По традиции минские современники считали живопись «порождением Неба и Земли». В виде вертикального свитка пейзаж наглядно являл собой священную иерархию мироздания. Запечатленный на горизонтальном свитке и созерцаемый частями по мере развертывания последнего, он столь же убедительно представлял универсум в его временном измерении. В обоих случаях он обладал, подобно тексту, протяженностью и читался, как было принято в Китае, сверху вниз или справа налево. Композиция картины тоже воспроизводила строение иероглифического знака. Она не имела фиксированного центра и определялась подвижным равновесием разнородных частей. В ней царила асимметрия, но асимметрия, допускавшая переменчивую, как бы летучую упорядоченность. Созерцая или, можно сказать, прочитывая китайский пейзаж, мы постигаем знакомую нам игру полярных сил, не сводимую к общим правилам и все же очень последовательную. Мы встречаем здесь и пятичастную пространственную схему. Недаром китайские мастера живописи говорят о необходимости «помнить о Пяти пиках», то есть рисовать, памятуя о «божественной геометрии» Дао — четырех сторонах света и центре, символизируемых священными горами Китая. Еще большее значение придавалось вертикальной структуре картины — прообразу символической глубины бытия или, как говорили в Китае, «оси Дао». С эпохи Сун в картине различали три плана, или «три дали»: нижний, средний и верхний. Шитао говорит о «трех слоях» пейзажа: «слой земли», «слой деревьев» и «слой гор». Кроме того, в картине, согласно этому автору, должно быть разделение между нижним уровнем, или «уровнем пейзажа», и «уровнем гор». Отделять верхний план картины от нижнего при помощи облачной дымки Шитао считал уже слишком примитивным приемом.

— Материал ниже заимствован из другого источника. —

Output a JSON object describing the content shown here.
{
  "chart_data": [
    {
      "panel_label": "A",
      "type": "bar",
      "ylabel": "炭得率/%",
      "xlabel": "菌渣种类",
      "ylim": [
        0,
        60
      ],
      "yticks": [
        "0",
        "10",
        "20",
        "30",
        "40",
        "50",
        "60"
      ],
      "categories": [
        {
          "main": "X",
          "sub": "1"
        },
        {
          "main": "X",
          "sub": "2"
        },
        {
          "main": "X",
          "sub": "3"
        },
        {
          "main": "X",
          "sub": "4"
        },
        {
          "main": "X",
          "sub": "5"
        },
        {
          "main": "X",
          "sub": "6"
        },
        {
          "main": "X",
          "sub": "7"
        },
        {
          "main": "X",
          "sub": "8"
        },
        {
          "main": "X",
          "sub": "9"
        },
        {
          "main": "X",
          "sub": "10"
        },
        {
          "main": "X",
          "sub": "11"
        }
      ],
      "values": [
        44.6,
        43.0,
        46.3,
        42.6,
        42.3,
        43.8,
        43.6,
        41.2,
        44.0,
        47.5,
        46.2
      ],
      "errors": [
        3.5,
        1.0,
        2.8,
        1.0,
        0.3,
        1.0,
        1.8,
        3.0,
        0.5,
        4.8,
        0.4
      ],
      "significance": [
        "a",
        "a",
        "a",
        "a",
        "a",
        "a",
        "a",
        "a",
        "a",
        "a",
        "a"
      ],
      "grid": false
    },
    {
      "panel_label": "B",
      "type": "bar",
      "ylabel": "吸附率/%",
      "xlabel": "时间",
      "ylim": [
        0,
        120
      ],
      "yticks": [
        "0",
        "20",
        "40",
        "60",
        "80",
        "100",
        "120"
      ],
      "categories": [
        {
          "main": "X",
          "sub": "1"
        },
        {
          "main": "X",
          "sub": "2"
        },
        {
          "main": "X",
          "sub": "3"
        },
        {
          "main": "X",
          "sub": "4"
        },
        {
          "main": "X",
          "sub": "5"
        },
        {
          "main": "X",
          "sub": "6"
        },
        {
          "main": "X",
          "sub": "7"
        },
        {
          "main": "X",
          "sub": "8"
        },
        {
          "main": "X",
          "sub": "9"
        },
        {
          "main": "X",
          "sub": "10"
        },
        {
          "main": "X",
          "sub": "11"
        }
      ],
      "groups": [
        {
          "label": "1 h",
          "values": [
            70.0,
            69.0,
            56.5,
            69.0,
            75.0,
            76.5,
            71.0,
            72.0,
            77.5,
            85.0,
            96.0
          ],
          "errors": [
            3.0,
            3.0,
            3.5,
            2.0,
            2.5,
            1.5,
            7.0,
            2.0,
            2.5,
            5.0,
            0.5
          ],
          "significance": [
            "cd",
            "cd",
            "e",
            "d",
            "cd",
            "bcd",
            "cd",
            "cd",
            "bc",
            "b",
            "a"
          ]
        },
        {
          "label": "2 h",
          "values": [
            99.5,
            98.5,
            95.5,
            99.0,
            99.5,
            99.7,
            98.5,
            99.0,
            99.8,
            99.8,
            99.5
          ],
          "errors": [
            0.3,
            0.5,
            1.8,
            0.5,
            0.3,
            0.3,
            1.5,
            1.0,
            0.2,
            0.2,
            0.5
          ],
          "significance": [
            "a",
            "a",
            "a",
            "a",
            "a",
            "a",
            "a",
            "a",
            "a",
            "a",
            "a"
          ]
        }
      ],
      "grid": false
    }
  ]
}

Все же главное свойство композиции китайской картины — это ее динамизм, достигавшийся главным образом благодаря последовательному наращиванию деталей изображения, созданию серий образов, а также наличию в картине своего рода «скользящей» перспективы, позволяющей созерцать предметы с различных точек зрения. Речь идет о живописном воплощении всё того же идеала «самообновления», «вольного странствия» духа, о котором свидетельствует ключевое для китайского искусства понятие «созвучия энергий» (ци юнь), производящего эффект «живого движения». Картина в китайской традиции — это прежде всего пространство сопряжения сил, взаимовлияния функций, переклички голосов. Из лексикона китайских знатоков живописи XVI–XVII веков можно извлечь длинный ряд оппозиций, относящихся к мировому «созвучию веяний». Чаще других упоминается, конечно, гармония инь и ян. Ведь пейзаж по-китайски носил название «горы и воды», то есть сочетание светлого и темного, устремленного вверх и стремящегося вниз, в конечном счете — Неба и Земли. Таковы же оппозиции «легкого» и «тяжелого», «густого» и «разреженного», «пустого» и «наполненного» участков пространства картины. Китайский пейзаж всегда имеет «открытую» часть, через которую в картину «входит» мировая энергия, и этой открытости противостоит «закрытое» место, где эта энергия скапливается; обычно в этом месте изображены человеческие жилища.